En matière de conditions de travail, le paquet de 25 mesures préconise des horaires « humanisés et flexibles », avec des plannings publiés au moins quatre semaines à l’avance, ainsi qu’un renforcement de la sécurité et du bien-être des médecins, avec des mesures efficaces de prévention et de dissuasion de la violence sur les lieux de travail.

Concernant la nouvelle carrière, qui devrait débuter dès l’internat, l’ordre défend qu’elle doit garantir un parcours prévisible tout au long de la vie professionnelle et être transversale aux secteurs public, privé et social.

Une autre mesure prévue dans le paquet est la réalisation de concours rapides, transparents et planifiés, tant pour l’entrée des nouveaux spécialistes que pour la progression dans les différents échelons.

Le document propose également la création d’incitations pour les zones nécessiteuses, prévoyant que les médecins qui acceptent d’être affectés dans ces zones bénéficient d’une prime initiale d’installation et d’un soutien supplémentaire pour un séjour continu.

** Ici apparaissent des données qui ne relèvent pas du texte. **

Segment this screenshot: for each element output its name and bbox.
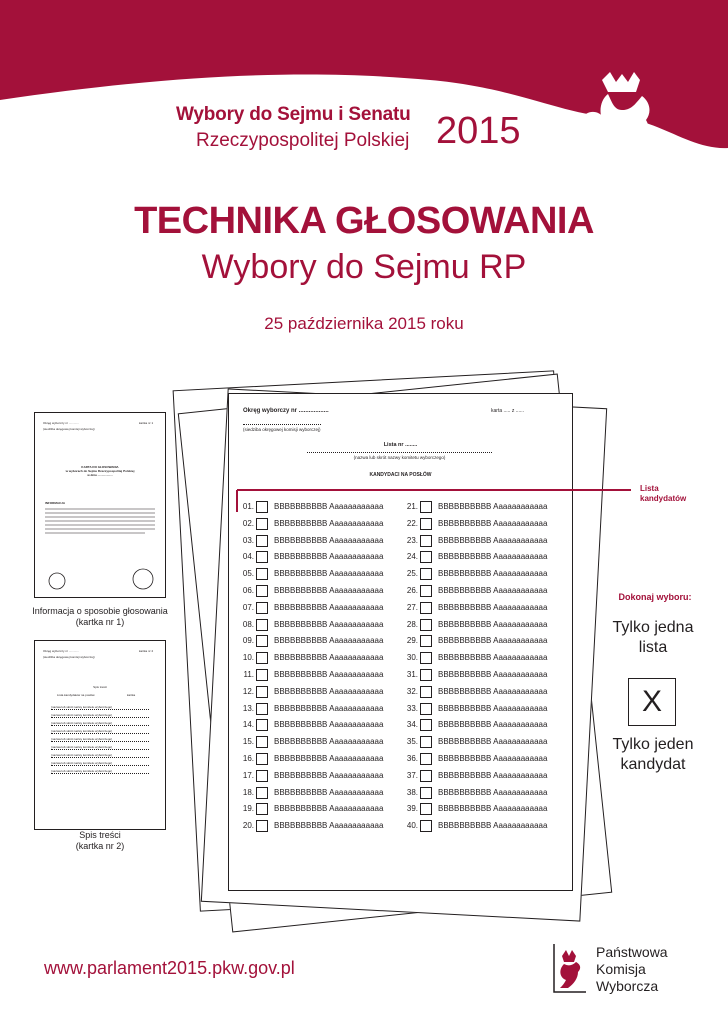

Il est également prévu la création de packages de soutien logistique et social pour l’installation familiale, tels que des crèches, des écoles et l’intégration du conjoint sur le marché du travail, un modèle qui « reconnaît que la décision de fixation dépend autant de la qualité de vie du médecin que des conditions offertes à sa famille ».

Plus de 60% des postes vacants en Médecine Générale et Familiale (MGF) n’ont pas été pourvus pendant le concours de la deuxième époque, qui s’est terminé avec l’occupation de 50 des 142 ouverts, selon des données auxquelles l’agence Lusa a eu accès.

En 2025, lors des deux concours réalisés pour l’embauche de médecins nouvellement spécialisés en MGF, 281 postes ont été pourvus, permettant ainsi l’attribution de médecins de famille à 435.550 usagers supplémentaires.

Selon le portail de transparence du SNS, en novembre 2025, plus de 10,7 millions d’usagers étaient inscrits dans les soins de santé primaires, un chiffre qui a augmenté de façon constante depuis mars 2024, et environ 1,5 million n’avaient pas de médecin de famille attribué.